- Associated Press - Thursday, April 9, 2015

BISMARCK, N.D. (AP) - North Dakota House budget writers have stripped funding for a state-run rail safety program intended to supplement federal oversight of burgeoning oil train traffic after a string of accidents involving trains carrying crude.

The Public Service Commission had requested $972,000 in the next two-year budget cycle to fund the program that included two rail safety inspectors and a rail safety manager to supplement inspections by the Federal Railroad Administration.

The program had been a campaign platform for Republican Public Service Commissioner Julie Fedorchak when she ran for the position last year. GOP Gov. Jack Dalrymple also had included the funding for the program in his budget, but the House Appropriations Committee on Tuesday cut the funding in the agency’s budget request. The Senate in February unanimously approved the funding for the PSC, which regulates everything from auctioneers to pipelines.

The full House has yet to adopt the budget panel’s recommendation.

“I’m disappointed,” Fedorchak said, adding that she was hopeful the funding would be reinserted by the House, or when House and Senate budget writers meet to work out the differences in the bill.

Opponents of the funding, including Underwood Republican Rep. Jeff Delzer, who is chairman of the Appropriations Committee, said the additional state inspectors are not needed.

“It just grows government and duplicates efforts of the federal government,” Delzer said. “It doesn’t give any additional guarantee of safety.”

Dozens of mile-long trains loaded with crude leave western North Dakota every week, each pulling more than 100 cars laden with about 3 million gallons of North Dakota crude. About 60 percent of the more than 1.1 million barrels of oil produced daily from the Bakken region is being moved by rail.

Oil trains carrying that crude through the U.S. and Canada have been involved in several major accidents in the past two years, including an explosion in Lac-Megantic, Quebec, that killed 47 people, and a fiery derailment in Dalrymple’s hometown of Casselton that left an ominous cloud over the city and led some residents to evacuate.

North Dakota Republicans wield supermajority control in the Legislature. Democrats criticized the GOP for not following through on the funding.

“Scrapping the rail safety program represents a broken promise that leaves North Dakota at risk of further rail-related incidents,” said Rep.

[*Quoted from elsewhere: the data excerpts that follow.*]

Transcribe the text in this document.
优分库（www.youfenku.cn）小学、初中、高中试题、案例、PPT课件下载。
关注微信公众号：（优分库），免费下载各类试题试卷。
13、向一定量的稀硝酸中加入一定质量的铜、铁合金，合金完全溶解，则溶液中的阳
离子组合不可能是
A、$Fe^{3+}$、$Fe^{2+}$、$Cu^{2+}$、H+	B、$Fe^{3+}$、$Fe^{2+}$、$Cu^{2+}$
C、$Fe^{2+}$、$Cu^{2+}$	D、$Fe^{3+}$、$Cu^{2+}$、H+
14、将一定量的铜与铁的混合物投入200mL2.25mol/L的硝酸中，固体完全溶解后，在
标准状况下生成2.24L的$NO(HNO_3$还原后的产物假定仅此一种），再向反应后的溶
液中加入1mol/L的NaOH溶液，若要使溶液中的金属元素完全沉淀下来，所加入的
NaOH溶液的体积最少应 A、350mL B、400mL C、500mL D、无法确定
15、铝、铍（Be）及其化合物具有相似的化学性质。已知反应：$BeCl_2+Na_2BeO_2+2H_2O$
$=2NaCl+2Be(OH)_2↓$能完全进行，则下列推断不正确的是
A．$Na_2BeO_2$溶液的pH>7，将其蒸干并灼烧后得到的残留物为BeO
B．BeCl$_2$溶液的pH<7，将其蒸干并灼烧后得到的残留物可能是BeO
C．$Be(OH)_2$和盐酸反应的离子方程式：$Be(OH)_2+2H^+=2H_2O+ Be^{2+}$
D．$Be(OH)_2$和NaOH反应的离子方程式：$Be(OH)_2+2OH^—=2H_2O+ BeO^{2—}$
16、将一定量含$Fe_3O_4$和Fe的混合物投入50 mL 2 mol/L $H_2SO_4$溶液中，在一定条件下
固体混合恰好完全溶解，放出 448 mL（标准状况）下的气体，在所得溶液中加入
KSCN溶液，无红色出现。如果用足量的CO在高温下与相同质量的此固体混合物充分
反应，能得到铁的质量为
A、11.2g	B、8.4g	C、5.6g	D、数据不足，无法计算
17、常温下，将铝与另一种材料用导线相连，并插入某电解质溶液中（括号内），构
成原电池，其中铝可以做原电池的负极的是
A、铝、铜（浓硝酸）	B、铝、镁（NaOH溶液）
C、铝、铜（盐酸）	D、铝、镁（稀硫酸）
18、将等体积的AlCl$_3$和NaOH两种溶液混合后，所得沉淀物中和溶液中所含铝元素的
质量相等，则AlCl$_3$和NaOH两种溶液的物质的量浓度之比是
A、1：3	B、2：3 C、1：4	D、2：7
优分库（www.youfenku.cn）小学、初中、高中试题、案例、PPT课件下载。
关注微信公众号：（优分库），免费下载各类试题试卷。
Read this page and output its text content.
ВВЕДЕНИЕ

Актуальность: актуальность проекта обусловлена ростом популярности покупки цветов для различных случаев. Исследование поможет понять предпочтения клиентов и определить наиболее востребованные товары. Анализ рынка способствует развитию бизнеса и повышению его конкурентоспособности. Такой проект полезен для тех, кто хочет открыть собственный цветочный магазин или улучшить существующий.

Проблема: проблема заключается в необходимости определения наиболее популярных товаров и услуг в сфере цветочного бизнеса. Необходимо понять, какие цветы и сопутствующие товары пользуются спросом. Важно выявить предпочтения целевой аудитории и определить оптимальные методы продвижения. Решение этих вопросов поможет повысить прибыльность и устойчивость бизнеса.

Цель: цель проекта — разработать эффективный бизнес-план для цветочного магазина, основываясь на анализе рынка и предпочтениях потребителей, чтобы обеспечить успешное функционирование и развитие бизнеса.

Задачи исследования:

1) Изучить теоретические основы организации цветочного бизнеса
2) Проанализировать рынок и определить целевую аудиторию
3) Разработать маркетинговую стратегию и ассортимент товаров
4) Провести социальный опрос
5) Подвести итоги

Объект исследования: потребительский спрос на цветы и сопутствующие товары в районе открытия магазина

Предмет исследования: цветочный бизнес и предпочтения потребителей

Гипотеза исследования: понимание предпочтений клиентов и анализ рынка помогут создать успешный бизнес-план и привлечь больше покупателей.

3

Ron Guggisberg, D-Fargo. “We’re going to push hard to bring the rail safety program online in the remaining days of the session.”

Fedorchak said the FRA has fewer than a dozen employees in North Dakota though only a two are rail inspectors, who also inspect track in Montana and South Dakota.

The PSC has said rail traffic increased in North Dakota by 233 percent between 2000 and 2012 due to the state’s oil boom. In the last five years, the commission says, the state has seen more than 75 accidents related to track and equipment problems, resulting in more than $30 million worth of damage.